La démolition du Centre Jean-Marie-Roy, une simple logique comptable?

Chronique parue dans Le Devoir - 20 avril 2018

On veut rappeler ici l’importance du patrimoine moderne, rappeler aussi le legs de l’architecte de renom Jean-Marie Roy, notamment son campus Notre-Dame-de-Foy, classé site patrimonial, ainsi que l’intérêt du Centre Jean-Marie-Roy à Saint-Augustin-de-Desmaures, et plus encore. Le cas de ce dernier nous renvoie, une fois de plus, à l’importance du rôle des municipalités par rapport au patrimoine.

 

À la lecture de la nouvelle annonçant la démolition du Centre, on peut se demander si nous sommes voués à une simple logique comptable. Tout, dans ce dossier, témoigne du travail qui reste à accomplir afin que les municipalités puissent porter cette responsabilité culturelle et sociale quant à la sauvegarde de leur patrimoine sur leur territoire au lieu de contribuer à sa destruction.

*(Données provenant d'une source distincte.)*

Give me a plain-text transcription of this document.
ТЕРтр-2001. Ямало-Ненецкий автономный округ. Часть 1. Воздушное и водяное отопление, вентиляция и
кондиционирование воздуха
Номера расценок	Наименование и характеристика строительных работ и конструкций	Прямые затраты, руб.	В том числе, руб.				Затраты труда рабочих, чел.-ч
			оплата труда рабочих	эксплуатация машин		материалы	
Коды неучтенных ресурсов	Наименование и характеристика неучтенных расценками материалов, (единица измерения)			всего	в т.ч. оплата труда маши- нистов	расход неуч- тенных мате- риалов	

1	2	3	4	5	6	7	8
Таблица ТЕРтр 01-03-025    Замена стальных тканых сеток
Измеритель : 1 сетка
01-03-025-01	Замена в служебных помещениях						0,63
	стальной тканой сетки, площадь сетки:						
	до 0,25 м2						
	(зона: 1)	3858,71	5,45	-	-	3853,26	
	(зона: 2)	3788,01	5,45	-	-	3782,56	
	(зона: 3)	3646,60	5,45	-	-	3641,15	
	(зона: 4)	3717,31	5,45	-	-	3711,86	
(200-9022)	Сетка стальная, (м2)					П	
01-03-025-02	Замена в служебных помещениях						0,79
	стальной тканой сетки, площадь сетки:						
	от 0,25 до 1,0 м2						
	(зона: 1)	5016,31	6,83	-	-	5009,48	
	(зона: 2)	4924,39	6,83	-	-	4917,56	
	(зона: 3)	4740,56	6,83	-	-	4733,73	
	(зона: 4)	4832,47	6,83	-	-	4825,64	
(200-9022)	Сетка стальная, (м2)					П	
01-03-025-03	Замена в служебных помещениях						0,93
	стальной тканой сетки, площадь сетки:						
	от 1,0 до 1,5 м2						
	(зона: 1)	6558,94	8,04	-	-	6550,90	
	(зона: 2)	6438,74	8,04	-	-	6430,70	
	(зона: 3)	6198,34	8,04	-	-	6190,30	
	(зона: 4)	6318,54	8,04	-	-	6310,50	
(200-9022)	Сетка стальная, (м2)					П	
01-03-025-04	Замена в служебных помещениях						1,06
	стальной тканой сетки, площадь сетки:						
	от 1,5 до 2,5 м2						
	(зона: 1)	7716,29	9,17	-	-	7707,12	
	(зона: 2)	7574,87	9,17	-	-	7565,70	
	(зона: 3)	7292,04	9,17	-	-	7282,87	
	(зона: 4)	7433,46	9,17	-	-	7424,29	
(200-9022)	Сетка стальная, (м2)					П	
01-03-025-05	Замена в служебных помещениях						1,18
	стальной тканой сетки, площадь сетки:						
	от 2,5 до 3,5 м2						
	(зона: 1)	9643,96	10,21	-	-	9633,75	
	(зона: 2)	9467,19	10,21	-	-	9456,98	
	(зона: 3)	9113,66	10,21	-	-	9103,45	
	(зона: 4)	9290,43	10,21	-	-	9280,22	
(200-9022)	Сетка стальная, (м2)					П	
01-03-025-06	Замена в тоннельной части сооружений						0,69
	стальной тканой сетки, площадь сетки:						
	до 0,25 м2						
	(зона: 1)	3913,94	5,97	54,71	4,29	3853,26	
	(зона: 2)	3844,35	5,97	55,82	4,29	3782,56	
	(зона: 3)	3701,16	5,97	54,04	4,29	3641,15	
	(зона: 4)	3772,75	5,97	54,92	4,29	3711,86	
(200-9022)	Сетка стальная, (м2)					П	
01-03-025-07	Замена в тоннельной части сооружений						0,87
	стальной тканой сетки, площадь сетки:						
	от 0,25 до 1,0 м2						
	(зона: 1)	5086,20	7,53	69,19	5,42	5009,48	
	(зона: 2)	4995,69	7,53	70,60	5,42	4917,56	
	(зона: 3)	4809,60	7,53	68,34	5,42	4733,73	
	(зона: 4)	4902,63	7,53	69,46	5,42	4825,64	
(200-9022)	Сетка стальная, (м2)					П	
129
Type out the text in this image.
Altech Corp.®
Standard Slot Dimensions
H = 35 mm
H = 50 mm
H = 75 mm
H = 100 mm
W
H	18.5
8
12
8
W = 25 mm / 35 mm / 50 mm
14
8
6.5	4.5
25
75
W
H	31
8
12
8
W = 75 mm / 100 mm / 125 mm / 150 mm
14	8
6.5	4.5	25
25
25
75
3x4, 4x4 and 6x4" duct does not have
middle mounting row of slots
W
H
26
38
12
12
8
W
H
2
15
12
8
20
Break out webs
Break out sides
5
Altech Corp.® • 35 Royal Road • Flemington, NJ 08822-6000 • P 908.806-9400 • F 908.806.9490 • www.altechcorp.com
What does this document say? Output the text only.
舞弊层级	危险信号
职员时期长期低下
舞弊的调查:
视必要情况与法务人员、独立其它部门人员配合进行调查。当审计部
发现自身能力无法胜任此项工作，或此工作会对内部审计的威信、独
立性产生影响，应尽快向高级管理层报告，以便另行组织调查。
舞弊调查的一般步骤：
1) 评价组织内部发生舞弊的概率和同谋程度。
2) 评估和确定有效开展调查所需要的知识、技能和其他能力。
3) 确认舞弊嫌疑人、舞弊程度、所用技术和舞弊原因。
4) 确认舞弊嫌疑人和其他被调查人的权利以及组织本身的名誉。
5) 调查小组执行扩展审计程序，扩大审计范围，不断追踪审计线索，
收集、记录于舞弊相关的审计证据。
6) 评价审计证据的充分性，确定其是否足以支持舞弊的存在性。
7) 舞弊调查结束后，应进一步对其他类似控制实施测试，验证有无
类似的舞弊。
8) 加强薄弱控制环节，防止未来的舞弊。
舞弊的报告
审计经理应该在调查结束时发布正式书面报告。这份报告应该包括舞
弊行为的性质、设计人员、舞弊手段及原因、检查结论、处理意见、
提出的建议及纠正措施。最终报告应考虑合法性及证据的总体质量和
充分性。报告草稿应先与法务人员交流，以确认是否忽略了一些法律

Car, en effet, malgré la lettre d’Action patrimoine et de Docomomo Québec envoyée à la municipalité, le texte de Martin Dubois paru dans Contact, le magazine de l’Université Laval, l’article de Jean-François Nadeau (le 17 mars) et la lettre ouverte de la famille Roy parue dans Le Devoir (le 22 mars), on pouvait lire récemment dans Le Journal de Québec que le Centre Jean-Marie-Roy, situé à Saint-Augustin-de-Desmaures, sera fermé en juin et bel et bien démoli d’ici l’automne.

 

Il est évident que l’on ne peut pas mettre une cloche de verre sur tout ce qui est potentiellement d’intérêt patrimonial. Là n’est pas la question. Cependant, lorsque la seule et unique raison invoquée par la municipalité, pour justifier la démolition d’un bâtiment d’intérêt, consiste à avancer la rigueur budgétaire, cela paraît un peu court. Cet argument pourrait même compromettre l’avenir de plusieurs édifices remarquables. Il ne faut pas perdre de vue que les choix associés à l’aménagement du territoire marqueront celui-ci pendant de nombreuses décennies. La démolition d’un édifice patrimonial est un acte définitif, qui ne permet aucun retour en arrière. D’où l’importance d’un choix éclairé lors d’une telle prise de décision.

 

Décision rationnelle ?

 

« Quand on arrive devant un presbytère, une église, je peux comprendre. Mais là, je ne suis pas impressionné : ça a l’air d’une livre de beurre de l’extérieur », mentionnait le maire Juneau à propos du Centre Jean-Marie-Roy. Il est très inquiétant de voir un élu exprimer son appréciation personnelle lorsque vient le moment d’évaluer un édifice. Il serait plutôt nécessaire de commander une étude patrimoniale en bonne et due forme. Selon cette même logique, si tous les maires devaient être « impressionnés » pour qu’un édifice soit reconnu patrimonial et sauvegardé, bon nombre d’édifices patrimoniaux seraient compromis.

 

La Ville prévoit de financer son projet de remplacement à 50 % grâce au programme de soutien aux installations sportives et récréatives du ministère de l’Éducation et de l’Enseignement supérieur. N’est-il pas paradoxal qu’un programme gouvernemental de subventions destiné à aider les municipalités à se doter d’infrastructures incite à la démolition d’un édifice existant et, qui plus est, d’intérêt plutôt que d’encourager sa rénovation et son entretien ?

 

Et si, pour de multiples raisons, une démolition s’avérait la meilleure option, il est fortement recommandé qu’elle ne soit pas réalisée tant que le projet de remplacement n’a pas été planifié. D’une certaine façon, cette nouvelle proposition architecturale devrait compenser le bien perdu par sa qualité et son innovation. Nous sommes bien loin de ces conditions dans le cas présent ; le maire a affirmé d’emblée que le projet de remplacement « ne durera pas 100 ans ». Aux dernières nouvelles, le Centre Jean-Marie-Roy sera démoli bien avant que les détails du projet de remplacement soient dévoilés au grand jour.

 

À quelques semaines du dévoilement de la politique culturelle du Québec, on espère qu’une place importante sera accordée au patrimoine bâti. Est-ce qu’elle incitera enfin les municipalités du Québec à être proactives dans la mise en valeur de leur patrimoine, notamment par un plan d’action solide et des enveloppes budgétaires significatives ? Est-ce que les municipalités seront bel et bien reconnues comme des acteurs incontournables quant à la sauvegarde du patrimoine bâti, tout comme les organismes qui travaillent sans relâche à leur préservation et leur mise en valeur ?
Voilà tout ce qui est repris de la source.